Horse illness shares signs of human disease

Horses with a rare nerve condition have similar signs of disease as people with conditions such as Alzheimer’s, a study has found.

The findings shed new light on the causes of the rare but predominately fatal horse condition and could help to develop new tools for diagnosing the illness.

Scientists say that horses affected by the disease - called equine grass sickness - could also hold clues to human conditions.

Nerve condition

Grass sickness attacks nerve cells in horses but the causes of the disease are unknown. It causes gastric upset and muscle tremor and can kill within days.

If diagnosed quickly, animals can sometimes be nursed back to health.

Post mortem

Researchers from the University of Edinburgh’s Roslin Institute and Royal (Dick) School of Veterinary Studies looked at nerve tissue from six horses that had died from equine grass sickness in a bid to investigate the causes of the condition.

They found that the horse tissue contained proteins that are commonly seen in the brains of people with Alzheimer’s disease - such as the build-up of amyloid protein.

New tests

In total, 506 different proteins were found to be altered in nerve tissue from horses with grass sickness, compared with animals that had died from other causes.
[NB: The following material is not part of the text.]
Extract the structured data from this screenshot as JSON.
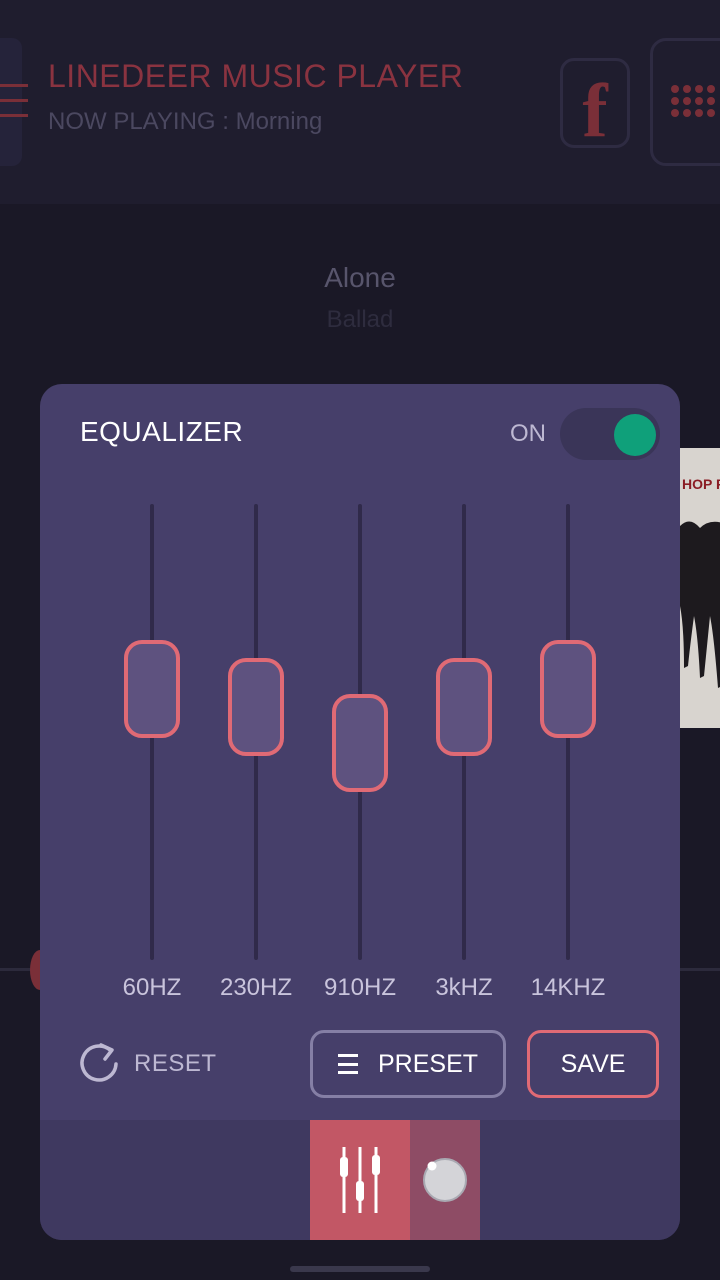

This knowledge could help to develop tests for detecting the condition in horses, which can be tricky to diagnose.

This is the first study to show similarities between an apparently unrelated neurodegenerative disease of large animals and human neurological conditions. Although the causes of these conditions are unlikely to be shared, the findings suggest that similar mechanisms could be involved in the later stages of disease.

Dr Tom WishartCareer Track Fellow, The Roslin Institute

Grass sickness

Around two per cent of horses die from grass sickness each year in the UK.

The disease occurs almost exclusively in grass-fed animals, including ponies and donkeys. A similar condition is thought to affect cats, dogs, hares, rabbits, llamas and possibly sheep.


The study is published in the journal Molecular and Cellular Proteomics. It was funded by The Equine Grass Sickness Fund.

The Roslin Institute receives strategic funding from the Biotechnology and Biological Sciences Research Council.